Shauna tried to gauge it well from the beginning: the pictures are meant to be fun and lighthearted. Perhaps that is easier to see when you know all the women involved. The idea was that we would show another side of the climbers that are usually seen only in a climbing context. These women are people, not just climbers; some are into music and art, some prefer a good book; some paint their nails, some don’t; some love the camera, some shy away; some are full of jokes, some serious. There is so much more to these women than the calendar shows, of course, but even the calendar shows more personality than we normally get to see. We picked a fancy dress theme and went with it. I urge you to look past whether there is skin on show or not –see the glint in Angie’s eye, laugh with me and Jule, appreciate Anna’s six pack, admire Meagan’s confident flare and by all means be wowed by Akiyo’s beauty.

So, back to my question at the beginning, I think this calendar was risky. But I hope it does not come across irresponsible – that is the last thing anyone involved would want and we have worked hard to try to do it right.  What tipped the balance for me? Firstly, it was the brainchild of two women, photographed by a woman and managed by a woman so I felt safe that it would be handled carefully. Secondly, it was for a charity and one that I care a lot about. If this calendar was for profit, I may not have done it because it wouldn’t have been worth the aforementioned risk of misinterpretation and controversy.
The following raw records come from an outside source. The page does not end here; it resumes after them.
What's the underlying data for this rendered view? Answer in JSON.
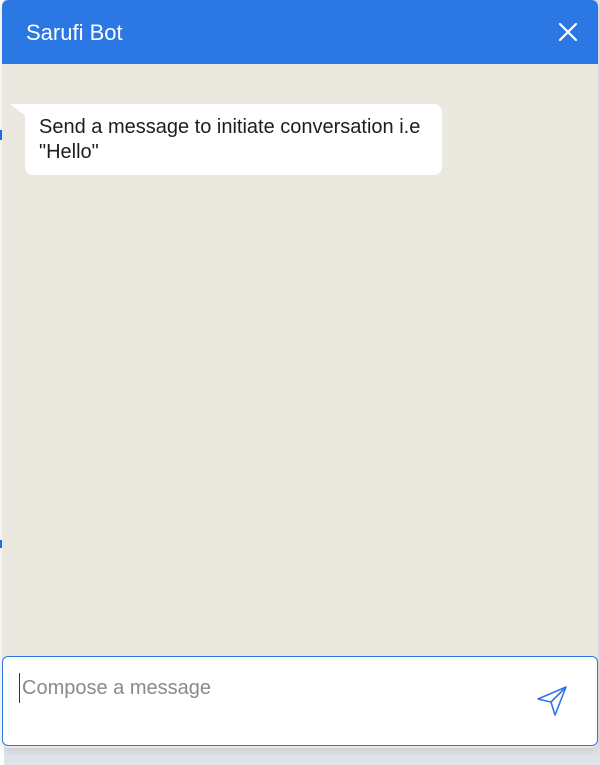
{
  "header": {
    "title": "Sarufi Bot",
    "close_icon": "close-icon",
    "background_color": "#2b78e4"
  },
  "messages": [
    {
      "sender": "bot",
      "text": "Send a message to initiate conversation i.e \"Hello\""
    }
  ],
  "composer": {
    "value": "",
    "placeholder": "Compose a message",
    "send_icon": "send-icon"
  },
  "colors": {
    "accent": "#2b78e4",
    "chat_background": "#ebe8e0",
    "bubble_background": "#ffffff"
  }
}
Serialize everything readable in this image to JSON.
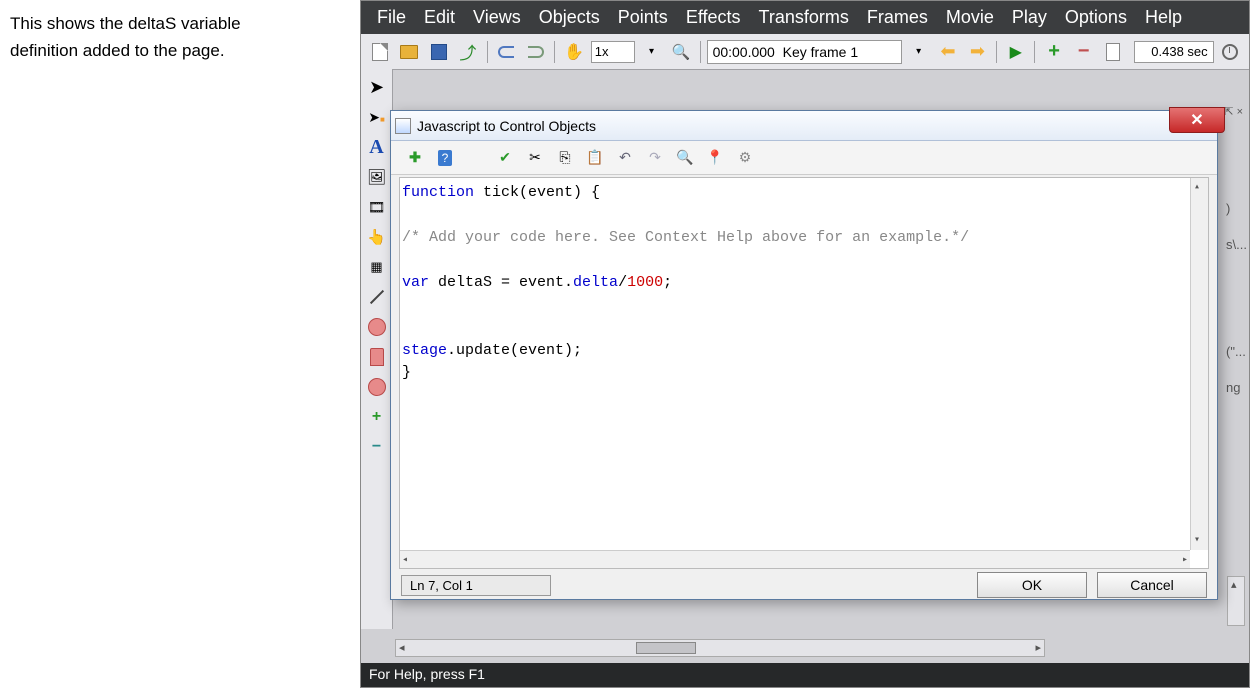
{
  "caption": "This shows the deltaS variable definition added to the page.",
  "menubar": [
    "File",
    "Edit",
    "Views",
    "Objects",
    "Points",
    "Effects",
    "Transforms",
    "Frames",
    "Movie",
    "Play",
    "Options",
    "Help"
  ],
  "toolbar": {
    "zoom": "1x",
    "frame": "00:00.000  Key frame 1",
    "seconds": "0.438 sec"
  },
  "dialog": {
    "title": "Javascript to Control Objects",
    "code": {
      "l1a": "function",
      "l1b": " tick(event) {",
      "l2": "/* Add your code here. See Context Help above for an example.*/",
      "l3a": "var",
      "l3b": " deltaS = event.",
      "l3c": "delta",
      "l3d": "/",
      "l3e": "1000",
      "l3f": ";",
      "l4a": "stage",
      "l4b": ".update(event);",
      "l5": "}"
    },
    "status": "Ln 7, Col 1",
    "ok": "OK",
    "cancel": "Cancel"
  },
  "statusbar": "For Help, press F1",
  "right_peek": {
    "a": ")",
    "b": "s\\...",
    "c": "(\"...",
    "d": "ng"
  },
  "pin_label": "⇱ ×"
}
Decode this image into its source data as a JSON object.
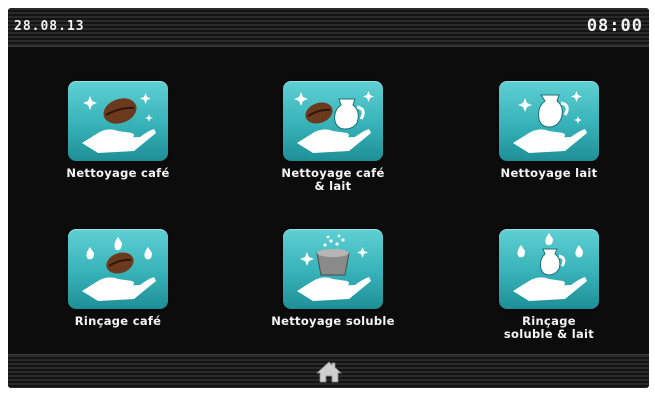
{
  "status_bar": {
    "date": "28.08.13",
    "time": "08:00"
  },
  "tiles": [
    {
      "label": "Nettoyage café",
      "icon": "coffee-bean-clean-icon"
    },
    {
      "label": "Nettoyage café\n& lait",
      "icon": "coffee-milk-clean-icon"
    },
    {
      "label": "Nettoyage lait",
      "icon": "milk-clean-icon"
    },
    {
      "label": "Rinçage café",
      "icon": "coffee-rinse-icon"
    },
    {
      "label": "Nettoyage soluble",
      "icon": "soluble-clean-icon"
    },
    {
      "label": "Rinçage\nsoluble & lait",
      "icon": "soluble-milk-rinse-icon"
    }
  ],
  "nav": {
    "icon": "home-icon"
  },
  "colors": {
    "tile": "#36b2b8",
    "background": "#0c0c0c",
    "text": "#f5f5f5"
  }
}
Raising money for cancer research, in my opinion, made it worth taking that risk and hoping that people would see it in the way it was meant. And thirdly, we had a lot of fun making it!
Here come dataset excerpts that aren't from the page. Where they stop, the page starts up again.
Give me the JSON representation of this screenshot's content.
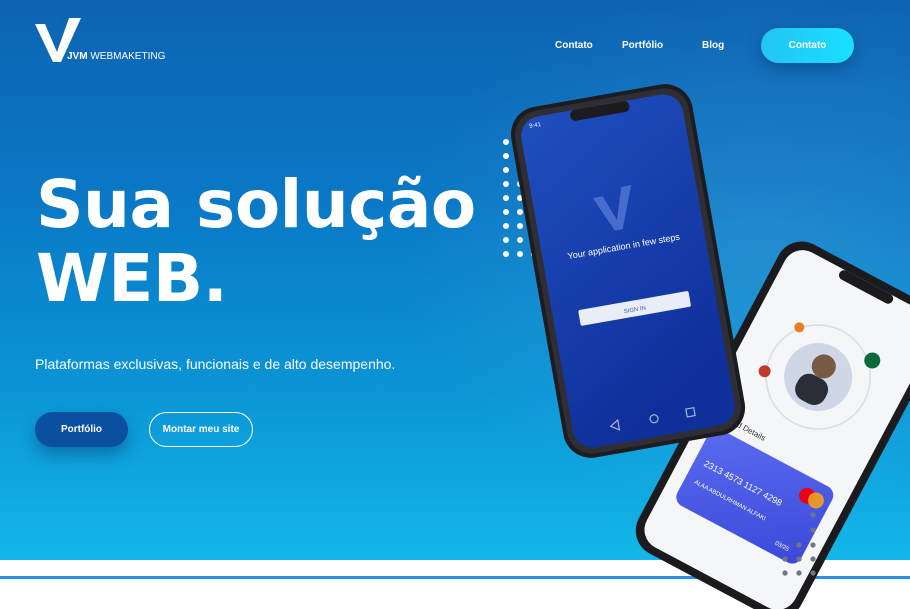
{
  "brand": {
    "name_bold": "JVM",
    "name_rest": "WEBMAKETING",
    "logo_icon": "v-logo-icon"
  },
  "nav": {
    "contato": "Contato",
    "portfolio": "Portfólio",
    "blog": "Blog",
    "cta": "Contato"
  },
  "hero": {
    "title_line1": "Sua solução",
    "title_line2": "WEB.",
    "subtitle": "Plataformas exclusivas, funcionais e de alto desempenho.",
    "btn_primary": "Portfólio",
    "btn_secondary": "Montar meu site"
  },
  "phone1": {
    "time": "9:41",
    "tagline": "Your application in few steps",
    "button": "SIGN IN"
  },
  "phone2": {
    "section": "Card Details",
    "card_number": "2313 4573 1127 4298",
    "card_name": "ALAA ABDULRHMAN ALFAKI",
    "card_expiry": "03/25"
  },
  "colors": {
    "hero_top": "#0d63b3",
    "hero_bottom": "#13b7e9",
    "accent": "#22c4f4",
    "primary_button": "#0a4fa0",
    "divider": "#2a8fe8"
  }
}
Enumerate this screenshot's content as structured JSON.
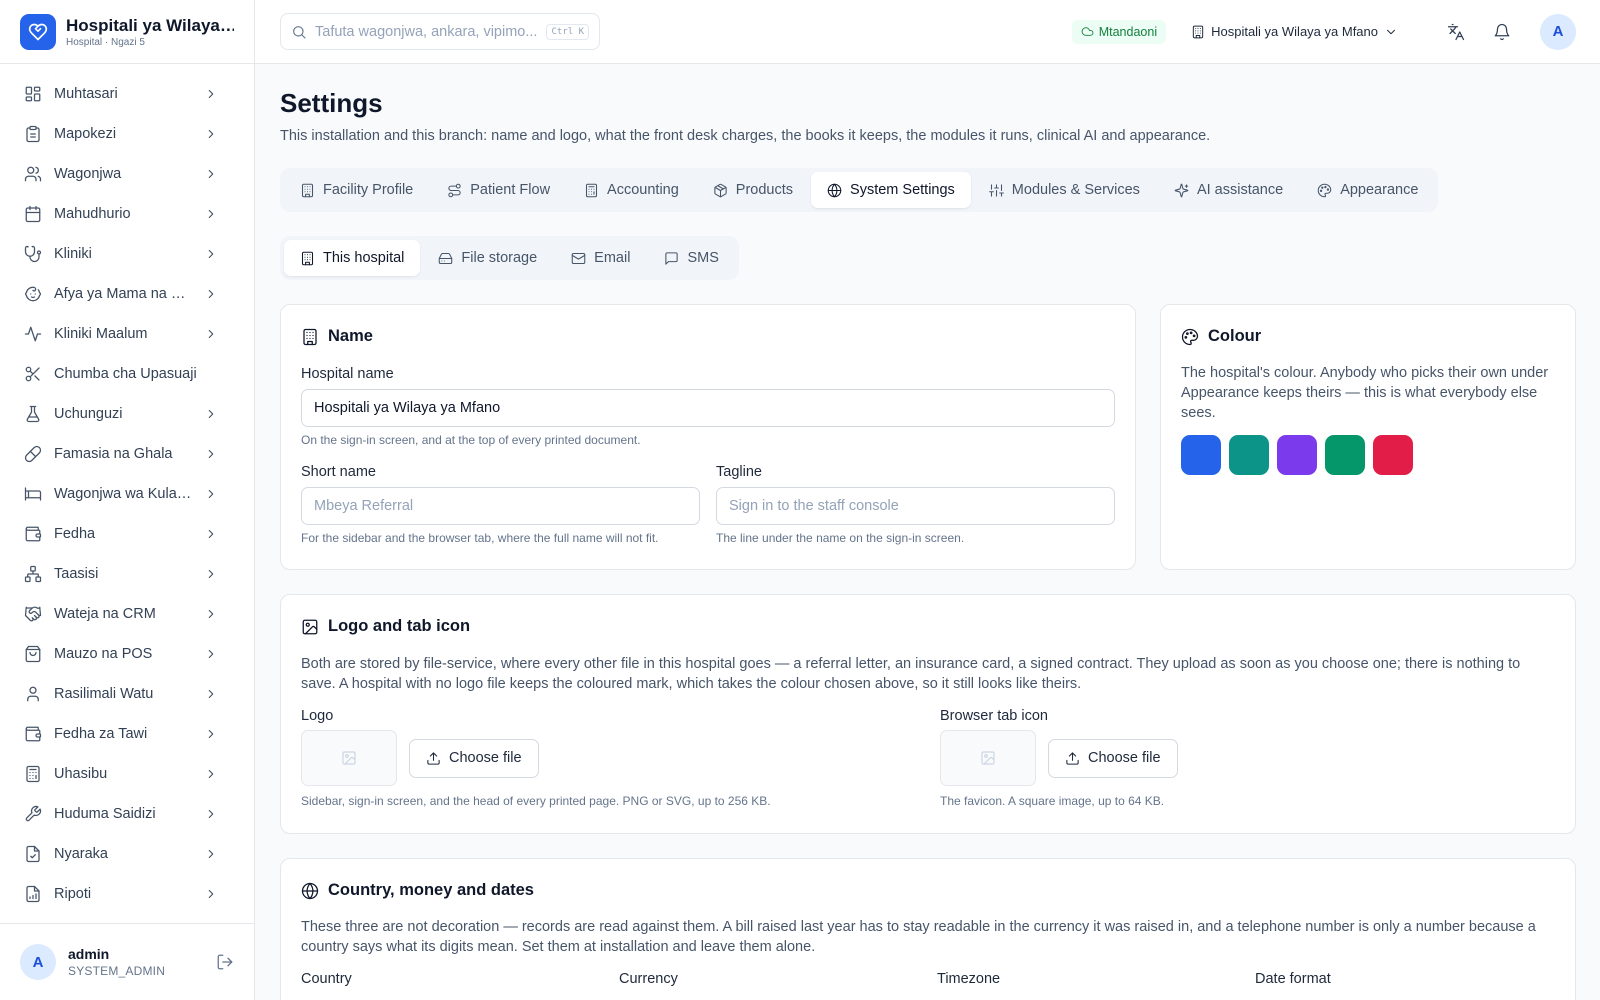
{
  "app": {
    "name": "Hospitali ya Wilaya ya Mfano",
    "subtitle": "Hospital · Ngazi 5"
  },
  "sidebar": {
    "items": [
      {
        "label": "Muhtasari",
        "icon": "dashboard-icon",
        "chevron": true
      },
      {
        "label": "Mapokezi",
        "icon": "clipboard-icon",
        "chevron": true
      },
      {
        "label": "Wagonjwa",
        "icon": "users-icon",
        "chevron": true
      },
      {
        "label": "Mahudhurio",
        "icon": "calendar-icon",
        "chevron": true
      },
      {
        "label": "Kliniki",
        "icon": "stethoscope-icon",
        "chevron": true
      },
      {
        "label": "Afya ya Mama na Mtoto",
        "icon": "baby-icon",
        "chevron": true
      },
      {
        "label": "Kliniki Maalum",
        "icon": "activity-icon",
        "chevron": true
      },
      {
        "label": "Chumba cha Upasuaji",
        "icon": "scissors-icon",
        "chevron": false
      },
      {
        "label": "Uchunguzi",
        "icon": "flask-icon",
        "chevron": true
      },
      {
        "label": "Famasia na Ghala",
        "icon": "pill-icon",
        "chevron": true
      },
      {
        "label": "Wagonjwa wa Kulazwa",
        "icon": "bed-icon",
        "chevron": true
      },
      {
        "label": "Fedha",
        "icon": "wallet-icon",
        "chevron": true
      },
      {
        "label": "Taasisi",
        "icon": "network-icon",
        "chevron": true
      },
      {
        "label": "Wateja na CRM",
        "icon": "handshake-icon",
        "chevron": true
      },
      {
        "label": "Mauzo na POS",
        "icon": "shopping-bag-icon",
        "chevron": true
      },
      {
        "label": "Rasilimali Watu",
        "icon": "user-icon",
        "chevron": true
      },
      {
        "label": "Fedha za Tawi",
        "icon": "wallet-icon",
        "chevron": true
      },
      {
        "label": "Uhasibu",
        "icon": "calculator-icon",
        "chevron": true
      },
      {
        "label": "Huduma Saidizi",
        "icon": "wrench-icon",
        "chevron": true
      },
      {
        "label": "Nyaraka",
        "icon": "file-icon",
        "chevron": true
      },
      {
        "label": "Ripoti",
        "icon": "chart-icon",
        "chevron": true
      }
    ],
    "user": {
      "initial": "A",
      "name": "admin",
      "role": "SYSTEM_ADMIN"
    }
  },
  "topbar": {
    "search_placeholder": "Tafuta wagonjwa, ankara, vipimo...",
    "shortcut": "Ctrl K",
    "status": "Mtandaoni",
    "branch": "Hospitali ya Wilaya ya Mfano",
    "avatar_initial": "A"
  },
  "page": {
    "title": "Settings",
    "description": "This installation and this branch: name and logo, what the front desk charges, the books it keeps, the modules it runs, clinical AI and appearance."
  },
  "tabs": [
    {
      "label": "Facility Profile",
      "icon": "building-icon",
      "active": false
    },
    {
      "label": "Patient Flow",
      "icon": "route-icon",
      "active": false
    },
    {
      "label": "Accounting",
      "icon": "calculator-icon",
      "active": false
    },
    {
      "label": "Products",
      "icon": "package-icon",
      "active": false
    },
    {
      "label": "System Settings",
      "icon": "globe-icon",
      "active": true
    },
    {
      "label": "Modules & Services",
      "icon": "sliders-icon",
      "active": false
    },
    {
      "label": "AI assistance",
      "icon": "sparkles-icon",
      "active": false
    },
    {
      "label": "Appearance",
      "icon": "palette-icon",
      "active": false
    }
  ],
  "subtabs": [
    {
      "label": "This hospital",
      "icon": "building-icon",
      "active": true
    },
    {
      "label": "File storage",
      "icon": "hard-drive-icon",
      "active": false
    },
    {
      "label": "Email",
      "icon": "mail-icon",
      "active": false
    },
    {
      "label": "SMS",
      "icon": "message-icon",
      "active": false
    }
  ],
  "name_card": {
    "title": "Name",
    "hospital_name_label": "Hospital name",
    "hospital_name_value": "Hospitali ya Wilaya ya Mfano",
    "hospital_name_hint": "On the sign-in screen, and at the top of every printed document.",
    "short_name_label": "Short name",
    "short_name_placeholder": "Mbeya Referral",
    "short_name_hint": "For the sidebar and the browser tab, where the full name will not fit.",
    "tagline_label": "Tagline",
    "tagline_placeholder": "Sign in to the staff console",
    "tagline_hint": "The line under the name on the sign-in screen."
  },
  "colour_card": {
    "title": "Colour",
    "description": "The hospital's colour. Anybody who picks their own under Appearance keeps theirs — this is what everybody else sees.",
    "swatches": [
      "#2563eb",
      "#0d9488",
      "#7c3aed",
      "#059669",
      "#e11d48"
    ]
  },
  "logo_card": {
    "title": "Logo and tab icon",
    "description": "Both are stored by file-service, where every other file in this hospital goes — a referral letter, an insurance card, a signed contract. They upload as soon as you choose one; there is nothing to save. A hospital with no logo file keeps the coloured mark, which takes the colour chosen above, so it still looks like theirs.",
    "logo_label": "Logo",
    "logo_button": "Choose file",
    "logo_hint": "Sidebar, sign-in screen, and the head of every printed page. PNG or SVG, up to 256 KB.",
    "favicon_label": "Browser tab icon",
    "favicon_button": "Choose file",
    "favicon_hint": "The favicon. A square image, up to 64 KB."
  },
  "country_card": {
    "title": "Country, money and dates",
    "description": "These three are not decoration — records are read against them. A bill raised last year has to stay readable in the currency it was raised in, and a telephone number is only a number because a country says what its digits mean. Set them at installation and leave them alone.",
    "country_label": "Country",
    "currency_label": "Currency",
    "timezone_label": "Timezone",
    "date_format_label": "Date format"
  },
  "colors": {
    "accent": "#2563eb",
    "online": "#15803d"
  }
}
When I was deciding what to do, I thought a lot about what my mother would say. She was an intellectual woman, very aware of gender issues and would have been a good person to consult. Sadly she died of cancer when I was seventeen so I can’t ask her, but if I could I think she would agree that we took a risk, a risk that was managed well and that produced something expressive, fun and lighthearted.  I hope that fewer great people are lost to cancer in the future and if we can help that a little bit then brilliant. I look forward to a men’s calendar in 2015!